In our last article we spoke about charitable trusts. (Click here to find our article on Charitable Trust Basics.) These trusts can be invaluable for those with philanthropic intent. In that article we also mentioned a specific type of charitable trust that splits the property put into the trust into two interests: an income interest that is paid to a beneficiary for a set time period, and a remainder interest that goes to a beneficiary after the income interest time period is complete. In this article we will look at one category of split interest charitable trust, the Charitable Remainder Trust (CRT). A CRT is an irrevocable trust that provides an income stream to you (and/or other beneficiaries of your choice) for a term of years, normally for your life, and then gives the remaining assets in the trust to your chosen charity. For the right client, a Charitable Remainder Trust can maximize how much you can give to the charity of your choice while lowering your tax burden.
Who is a Charitable Remainder Trust Most Effective For?
A CRT is most effective for a person who owns a highly appreciated asset and who has charitable intent. The reason why a CRT is most valuable for this type of person is because of the tax advantages of this type of trust. A CRT is exempt from capital gains and income tax. Typically, the person will take the highly appreciated asset, use it to fund the trust, and then the trustee will sell the asset. By selling the highly appreciated asset inside the trust, you are able to diversify your holdings without incurring any of the capital gains tax that you would have paid selling it outside of the CRT. Because the IRS does not take out capital gains taxes, the total value of the trust remains high. The higher value of the assets in the trust allows for a higher income stream. For example: you have an asset worth $1,000,000 with a basis of $0, if you sold outside of the trust, with a capital gains rate of 23.8% (20% top capital gains rate +3.8% tax on investment income) then you would pay $238,000 in tax, meaning you would have $762,000 remaining to reinvest. If you could reinvest this money and get a 10% return, then you would receive an income stream of $76,200 a year. On the other hand, if you sold inside the trust, and didn’t pay the capital gains, assuming you could reinvest the $1,000,000 at a 10% return, your income stream would be $100,000 per year. If you are a person who plans on living off of the income made by your assets, without touching the principle, this technique can greatly improves your yearly income. The IRS still requires you to pay income tax on the percentage of the amount the trust distributes to you; if the IRS would assess tax the income would be taxable if you made the income outside of the trust. For example, if the trust makes $500 from taxable dividends and $500 from tax free municipal bonds, and then distributes $1,000 to you, you would then have to pay tax on the $500 in taxable dividends.

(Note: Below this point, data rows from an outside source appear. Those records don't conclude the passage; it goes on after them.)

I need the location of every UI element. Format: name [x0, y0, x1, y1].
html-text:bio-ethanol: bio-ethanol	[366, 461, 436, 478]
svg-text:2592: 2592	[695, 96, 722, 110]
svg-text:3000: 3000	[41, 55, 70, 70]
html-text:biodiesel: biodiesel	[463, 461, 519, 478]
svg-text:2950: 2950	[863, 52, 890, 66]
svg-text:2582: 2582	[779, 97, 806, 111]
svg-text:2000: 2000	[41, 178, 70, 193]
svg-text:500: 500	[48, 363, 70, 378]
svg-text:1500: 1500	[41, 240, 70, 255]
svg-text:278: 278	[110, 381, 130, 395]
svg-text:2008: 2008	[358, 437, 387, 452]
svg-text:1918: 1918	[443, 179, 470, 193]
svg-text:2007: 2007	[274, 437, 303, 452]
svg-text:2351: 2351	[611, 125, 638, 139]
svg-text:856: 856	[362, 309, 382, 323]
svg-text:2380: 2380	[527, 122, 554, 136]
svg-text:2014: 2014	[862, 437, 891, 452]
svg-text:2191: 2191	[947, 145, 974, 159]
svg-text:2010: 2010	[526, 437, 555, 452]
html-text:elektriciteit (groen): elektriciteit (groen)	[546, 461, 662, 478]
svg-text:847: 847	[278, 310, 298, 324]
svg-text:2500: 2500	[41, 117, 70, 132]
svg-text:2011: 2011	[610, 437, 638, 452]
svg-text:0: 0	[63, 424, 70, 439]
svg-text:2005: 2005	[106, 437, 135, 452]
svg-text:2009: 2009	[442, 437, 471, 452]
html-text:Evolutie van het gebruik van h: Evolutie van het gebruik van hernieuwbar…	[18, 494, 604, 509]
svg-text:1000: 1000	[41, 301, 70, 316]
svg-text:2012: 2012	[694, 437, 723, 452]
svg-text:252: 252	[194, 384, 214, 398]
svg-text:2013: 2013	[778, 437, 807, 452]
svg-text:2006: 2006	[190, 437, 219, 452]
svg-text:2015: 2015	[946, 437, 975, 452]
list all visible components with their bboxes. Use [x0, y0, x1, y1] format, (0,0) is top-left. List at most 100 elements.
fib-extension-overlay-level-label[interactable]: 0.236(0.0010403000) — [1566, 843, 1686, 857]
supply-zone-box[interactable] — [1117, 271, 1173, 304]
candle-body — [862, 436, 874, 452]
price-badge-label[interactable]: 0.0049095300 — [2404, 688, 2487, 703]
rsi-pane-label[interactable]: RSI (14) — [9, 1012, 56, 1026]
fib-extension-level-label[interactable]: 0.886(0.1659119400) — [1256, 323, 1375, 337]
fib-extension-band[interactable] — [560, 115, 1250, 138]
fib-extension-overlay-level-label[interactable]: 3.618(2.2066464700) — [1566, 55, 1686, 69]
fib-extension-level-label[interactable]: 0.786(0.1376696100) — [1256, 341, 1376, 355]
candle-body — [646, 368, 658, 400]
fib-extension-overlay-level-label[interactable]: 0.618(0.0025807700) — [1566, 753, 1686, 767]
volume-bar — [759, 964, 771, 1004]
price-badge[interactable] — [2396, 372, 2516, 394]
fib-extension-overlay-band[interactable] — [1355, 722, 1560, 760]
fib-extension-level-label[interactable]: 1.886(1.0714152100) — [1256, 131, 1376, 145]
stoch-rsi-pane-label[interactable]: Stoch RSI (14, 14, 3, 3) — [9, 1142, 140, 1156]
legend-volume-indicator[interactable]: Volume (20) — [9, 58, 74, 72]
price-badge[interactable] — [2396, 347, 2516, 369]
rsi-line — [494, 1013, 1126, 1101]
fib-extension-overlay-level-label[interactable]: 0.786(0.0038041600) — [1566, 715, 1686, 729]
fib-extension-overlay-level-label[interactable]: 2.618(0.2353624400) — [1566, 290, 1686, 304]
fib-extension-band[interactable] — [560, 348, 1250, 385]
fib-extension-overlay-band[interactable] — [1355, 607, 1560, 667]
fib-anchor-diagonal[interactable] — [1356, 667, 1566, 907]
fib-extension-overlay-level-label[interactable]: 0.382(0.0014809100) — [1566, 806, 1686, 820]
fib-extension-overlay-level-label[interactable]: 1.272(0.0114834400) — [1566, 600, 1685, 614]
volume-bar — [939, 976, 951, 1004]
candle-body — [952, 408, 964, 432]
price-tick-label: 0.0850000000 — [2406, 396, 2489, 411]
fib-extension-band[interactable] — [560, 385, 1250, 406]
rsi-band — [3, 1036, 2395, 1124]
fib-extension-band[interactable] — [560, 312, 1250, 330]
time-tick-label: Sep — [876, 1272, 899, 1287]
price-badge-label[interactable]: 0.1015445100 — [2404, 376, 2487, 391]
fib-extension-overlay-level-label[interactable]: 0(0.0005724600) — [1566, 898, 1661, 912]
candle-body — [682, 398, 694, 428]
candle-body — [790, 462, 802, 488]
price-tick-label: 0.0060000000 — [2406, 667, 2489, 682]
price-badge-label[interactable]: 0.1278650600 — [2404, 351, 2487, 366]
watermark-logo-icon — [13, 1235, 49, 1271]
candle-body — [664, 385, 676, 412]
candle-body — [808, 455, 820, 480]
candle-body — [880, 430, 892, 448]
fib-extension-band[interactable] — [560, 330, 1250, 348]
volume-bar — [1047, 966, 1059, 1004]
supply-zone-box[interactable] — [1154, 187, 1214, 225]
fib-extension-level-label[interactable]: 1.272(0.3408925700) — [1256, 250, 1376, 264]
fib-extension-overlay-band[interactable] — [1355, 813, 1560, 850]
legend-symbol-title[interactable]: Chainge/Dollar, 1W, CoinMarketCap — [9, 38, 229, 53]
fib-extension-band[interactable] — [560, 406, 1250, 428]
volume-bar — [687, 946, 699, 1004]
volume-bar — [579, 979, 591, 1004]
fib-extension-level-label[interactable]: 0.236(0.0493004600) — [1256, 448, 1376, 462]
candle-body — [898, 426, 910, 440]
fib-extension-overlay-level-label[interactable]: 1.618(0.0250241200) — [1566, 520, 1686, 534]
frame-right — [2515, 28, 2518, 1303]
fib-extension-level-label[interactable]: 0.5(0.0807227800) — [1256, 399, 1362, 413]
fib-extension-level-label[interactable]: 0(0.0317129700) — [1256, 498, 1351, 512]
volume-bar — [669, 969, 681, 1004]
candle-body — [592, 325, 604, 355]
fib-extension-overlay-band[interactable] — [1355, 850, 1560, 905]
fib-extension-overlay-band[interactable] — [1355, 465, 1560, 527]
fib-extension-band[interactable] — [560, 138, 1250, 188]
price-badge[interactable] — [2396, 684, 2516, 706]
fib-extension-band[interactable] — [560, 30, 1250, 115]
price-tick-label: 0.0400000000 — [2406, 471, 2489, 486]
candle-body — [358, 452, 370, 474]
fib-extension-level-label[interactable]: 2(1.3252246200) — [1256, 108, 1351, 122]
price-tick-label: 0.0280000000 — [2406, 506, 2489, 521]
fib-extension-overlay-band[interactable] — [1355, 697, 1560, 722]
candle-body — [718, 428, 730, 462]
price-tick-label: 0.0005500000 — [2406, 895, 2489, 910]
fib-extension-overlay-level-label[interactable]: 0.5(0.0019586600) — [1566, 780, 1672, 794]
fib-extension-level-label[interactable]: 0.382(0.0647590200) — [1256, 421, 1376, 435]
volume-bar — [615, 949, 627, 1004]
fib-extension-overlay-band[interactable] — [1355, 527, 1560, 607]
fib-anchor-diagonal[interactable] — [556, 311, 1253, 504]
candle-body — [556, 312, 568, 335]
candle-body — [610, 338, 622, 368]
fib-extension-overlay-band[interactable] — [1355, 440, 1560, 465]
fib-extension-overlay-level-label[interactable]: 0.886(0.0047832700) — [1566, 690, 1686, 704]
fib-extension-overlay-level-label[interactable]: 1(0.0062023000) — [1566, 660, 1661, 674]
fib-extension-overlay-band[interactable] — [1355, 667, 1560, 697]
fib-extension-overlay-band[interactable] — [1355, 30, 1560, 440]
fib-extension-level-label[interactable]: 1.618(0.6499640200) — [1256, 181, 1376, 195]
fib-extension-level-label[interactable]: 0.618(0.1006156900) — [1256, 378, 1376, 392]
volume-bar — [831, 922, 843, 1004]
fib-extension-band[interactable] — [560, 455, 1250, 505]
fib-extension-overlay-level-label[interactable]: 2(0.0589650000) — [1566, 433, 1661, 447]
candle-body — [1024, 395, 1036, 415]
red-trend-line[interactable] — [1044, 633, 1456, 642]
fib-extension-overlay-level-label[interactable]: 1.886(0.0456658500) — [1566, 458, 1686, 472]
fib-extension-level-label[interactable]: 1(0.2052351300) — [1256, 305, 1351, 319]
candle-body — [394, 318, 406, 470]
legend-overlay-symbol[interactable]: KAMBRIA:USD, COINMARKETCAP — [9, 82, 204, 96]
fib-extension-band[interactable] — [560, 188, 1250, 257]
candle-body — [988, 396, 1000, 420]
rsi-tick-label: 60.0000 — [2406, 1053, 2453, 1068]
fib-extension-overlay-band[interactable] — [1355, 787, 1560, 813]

Tax Benefits of a Charitable Remainder Trust
Apart from the ability to diversify your holdings without paying capital gains, there are other tax advantages that a CRT provides to those settlors with charitable intent. The primary tax advantage is that the donor receives an income tax deduction in the year they contribute the asset to the trust. The amount of the deduction is the calculated value of the remainder interest. Charitable income tax deductions are limited to 20-50% of adjusted gross income, depending on the type of gift, so it is a good idea to set up a CRT in a year where you have unusually high income. An example of a good year to set up a CRT is a year when you convert a Traditional IRA to a Roth IRA. The advantage of the CRT is that you can get the income tax deduction now (be it a discounted value) while still enjoying the income stream from the asset for life. As an added bonus, the CRT allows you to sell a high basis asset that may be underperforming in order to reinvest those funds in a more diversified portfolio that will hopefully increase your yearly income going forward.
In the year the donor transfers the property to the trust, the donor also receives a federal gift tax charitable deduction in the amount of the remainder interest in the property.
While technically there is an inclusion and offsetting deduction, in practice, by putting assets into a CRT, you are able to enjoy the income from the assets for your life, and then have the IRS not include those assets in your estate at your death, reducing your eventual estate tax bill.
Charitable remainder trusts are a valuable tool for those in the situation to use them. They can increase yearly income, decrease your income tax, gift tax and estate tax all while helping your favorite charity. There are a variety of different types of CRT and as many strategies to use them. In future articles we will go through some of the more popular types and strategies for Charitable Remainder Trusts.